Different folks in school

Under the RTE Act in India, poor & socially disadvantaged children will seek and get free admission to schools.

As we head into an uncertain monsoon, schools will reopen all over India in the next few weeks, bringing into play what is arguably the most dramatic social intervention ever attempted in the history of the subcontinent. Poor and socially disadvantaged children aged six will seek and get free admission to schools that have always been meant for the rich and upwardly-mobile classes.

When the Right to Education (RTE) Act was passed in 2009 after many years of debate, Kapil Sibal, then Union minister for human resources development, had said: “This is a historic opportunity as there was never such a law in the last 62 years since independence”. Mr Sibal is guilty of understating this. Nothing in the last 2,500 years of the subcontinent’s history provides us any evidence that the children of the poor had access to the same education and exposure as those of the privileged — by caste, class or religion. 40 million children in India are yet to find access to schools.

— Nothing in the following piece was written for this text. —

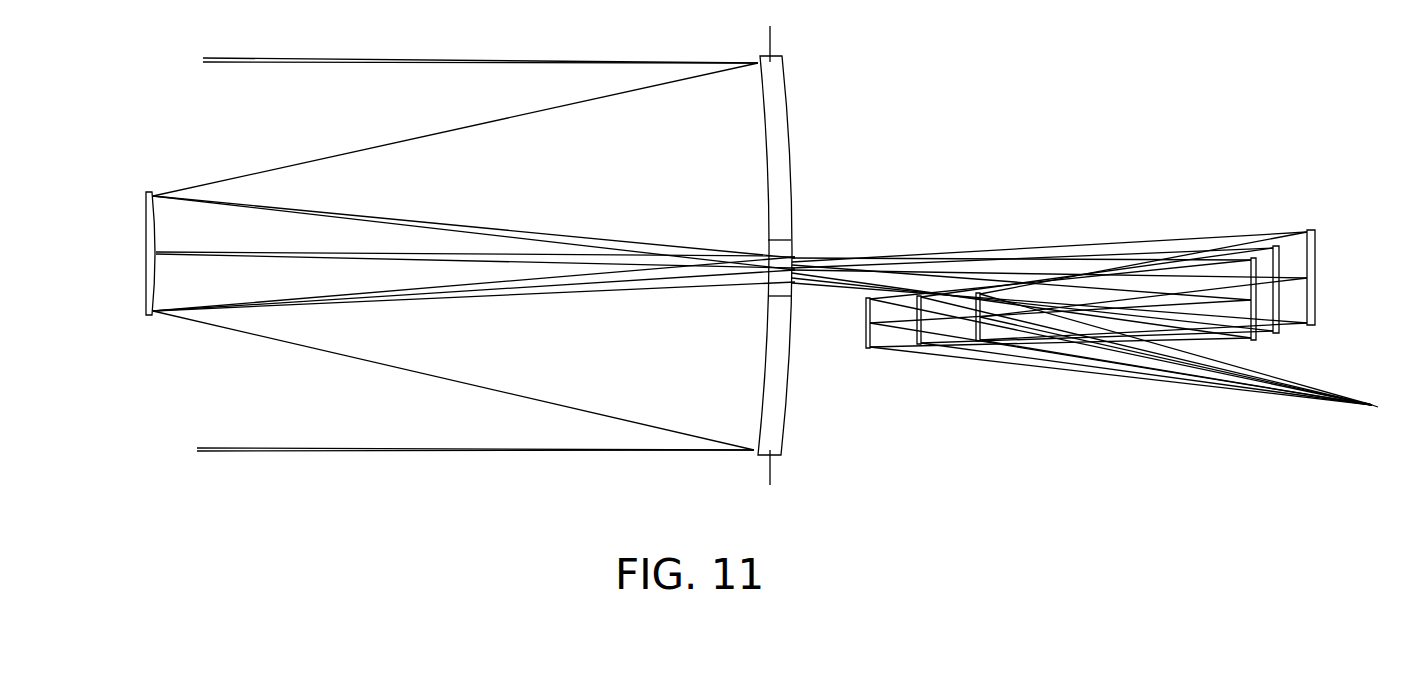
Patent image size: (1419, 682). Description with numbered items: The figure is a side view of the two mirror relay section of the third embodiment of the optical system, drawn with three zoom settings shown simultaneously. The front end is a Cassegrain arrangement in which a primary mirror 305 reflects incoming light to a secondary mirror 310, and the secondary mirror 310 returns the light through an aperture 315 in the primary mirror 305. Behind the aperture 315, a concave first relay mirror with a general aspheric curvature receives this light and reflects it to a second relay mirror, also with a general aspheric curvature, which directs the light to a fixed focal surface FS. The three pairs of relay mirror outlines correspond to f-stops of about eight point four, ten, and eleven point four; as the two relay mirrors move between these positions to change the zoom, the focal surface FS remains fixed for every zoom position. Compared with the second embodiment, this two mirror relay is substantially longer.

On April 12, the Supreme Court of India confirmed the validity of the RTE Act. The judgment has stirred the middle class of India to anger and disquiet. The really rich will not be affected, because the judgment excludes boarding schools, but what are the middle classes to do when the grubby children from the neighbourhood slums get to sit on the same bench as their own well-groomed kids?

Consider the provisions of the Act. It says that all children between the ages of six and 14 are entitled to free and compulsory education. It declares that one in four seats in all private schools be provided free of cost to children from underprivileged homes in neighbouring areas. The Act will apply to only Class I students this year, adding on the incremental class every year until Class VIII.

The private schools are griping that the provisions of the Act and the judgment itself are impracticable. They complain about the lack of time to accommodate the (additional?) 25 per cent and the lack of additional infrastructure. Middle class parents are worried that the government is playing Robin Hood, putting their money where its mouth is, to make them eventually pay for all the big talk when private schools are forced to hike admission fees for the regular 75 per cent.


But the schools and the middle class are more likely worried about other ‘fundamental problems’. They are apt to believe that the children of the poor are sick and smelly; they can’t speak English and probably come to school, not in uniforms, but in last season’s unwashed hand-me-downs they had passed on to their own maids. And will the maid sit alongside them at PTA meetings?

There are some serious practical issues too. The state governments, which are to implement the Act, are quite lost with words such as “underprivileged” and “neighbourhood”. The states are frantically working out sub-quotas in the 25 per cent for economic backwardness in terms of family income and social backwardness in the categories of scheduled castes, scheduled tribes and other backward castes. If neighbourhood means a municipal ward in the city, what about a village? Private schools adopt different programmes and syllabi: What happens when the labour-class parents migrate to other neighbourhoods for work?

No fee is to be charged from the poor student, the state will decide a value, even if it is a fraction of what the regular fee is, and pay the private school. No uniform, if the parents cannot afford it. No denying the poor children the school excursion or extracurricular activity even if they cannot pay the additional fee. The children can’t be beaten or abused.

The RTE Act is severe and the states are allowed to draft their own punitive rules. Some states have decided that the private schools can’t pick and choose which underprivileged children to give admission to, as the list of these children in the neighbourhood will be supplied to them by the state administration. And the Supreme Court will be watching.

Published in The Express Tribune, May 11th, 2012.